One day, when the time for the marriage of Deirdre and Conor was drawing near, Deirdre and Levarcam looked over the rampart of their dūn. It was winter, a heavy snow had fallen in the night, and in the still, frosty air the trees stood up as if wrought in silver, and the green before the dūn was a sheet of unbroken white, save that in one place a scullion had killed a calf for their dinner, and the blood of the calf lay on the snow. And as Deirdre looked, a raven lit down from [pg 198] a tree hard by and began to sip the blood. “O nurse,” cried Deirdre suddenly, “such, and not like Conor, would be the man that I would love—his hair like the raven's wing, and in his cheek the hue of blood, and his skin as white as snow.” “Thou hast pictured a man of Conor's household,” said the nurse. “Who is he?” asked Deirdre. “He is Naisi, son of Usna,140 a champion of the Red Branch,” said the nurse. Thereupon Deirdre entreated Levarcam to bring her to speak with Naisi; and because the old woman loved the girl and would not have her wedded to the aged king, she at last agreed. Deirdre implored Naisi to save her from Conor, but he would not, till at last her entreaties and her beauty won him, and he vowed to be hers.
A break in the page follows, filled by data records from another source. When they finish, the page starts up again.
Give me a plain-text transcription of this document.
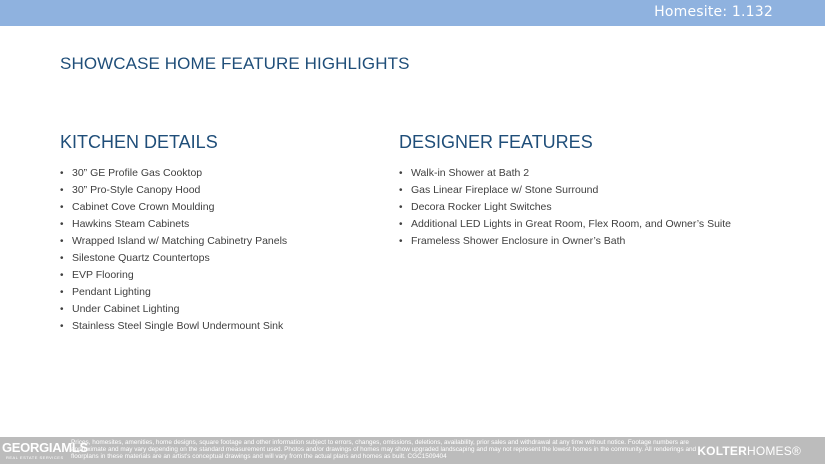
Homesite: 1.132
SHOWCASE HOME FEATURE HIGHLIGHTS
KITCHEN DETAILS
• 30” GE Profile Gas Cooktop
• 30” Pro-Style Canopy Hood
• Cabinet Cove Crown Moulding
• Hawkins Steam Cabinets
• Wrapped Island w/ Matching Cabinetry Panels
• Silestone Quartz Countertops
• EVP Flooring
• Pendant Lighting
• Under Cabinet Lighting
• Stainless Steel Single Bowl Undermount Sink
DESIGNER FEATURES
• Walk-in Shower at Bath 2
• Gas Linear Fireplace w/ Stone Surround
• Decora Rocker Light Switches
• Additional LED Lights in Great Room, Flex Room, and Owner’s Suite
• Frameless Shower Enclosure in Owner’s Bath
GEORGIAMLS
REAL ESTATE SERVICES
Prices, homesites, amenities, home designs, square footage and other information subject to errors, changes, omissions, deletions, availability, prior sales and withdrawal at any time without notice. Footage numbers are approximate and may vary depending on the standard measurement used. Photos and/or drawings of homes may show upgraded landscaping and may not represent the lowest homes in the community. All renderings and floorplans in these materials are an artist's conceptual drawings and will vary from the actual plans and homes as built. CGC1509404	KOLTERHOMES®
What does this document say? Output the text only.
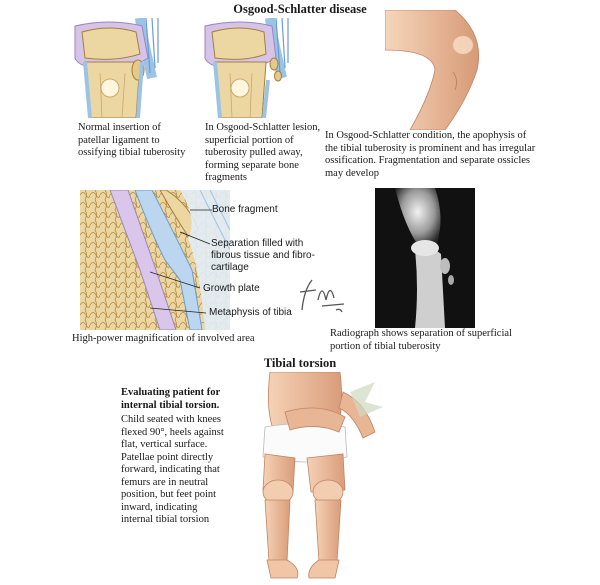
Osgood-Schlatter disease
Normal insertion of patellar ligament to ossifying tibial tuberosity
In Osgood-Schlatter lesion, superficial portion of tuberosity pulled away, forming separate bone fragments
In Osgood-Schlatter condition, the apophysis of the tibial tuberosity is prominent and has irregular ossification. Fragmentation and separate ossicles may develop
Bone fragment
Separation filled with fibrous tissue and fibro-cartilage
Growth plate
Metaphysis of tibia
High-power magnification of involved area	Radiograph shows separation of superficial portion of tibial tuberosity
Tibial torsion
Evaluating patient for internal tibial torsion.
Child seated with knees flexed 90°, heels against flat, vertical surface. Patellae point directly forward, indicating that femurs are in neutral position, but feet point inward, indicating internal tibial torsion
Then secretly one night he came with his two brethren, Ardan and Ainlé, and bore away Deirdre with Levarcam, and they escaped the king's pursuit and took ship for Scotland, where Naisi took service with the King of the Picts. Yet here they could not rest, for the king got sight of Deirdre, and would have taken her from Naisi, but Naisi with his brothers escaped, and in the solitude of Glen Etive they made their dwelling by the lake, and there lived in the wild wood by hunting and fishing, seeing no man but themselves and their servants.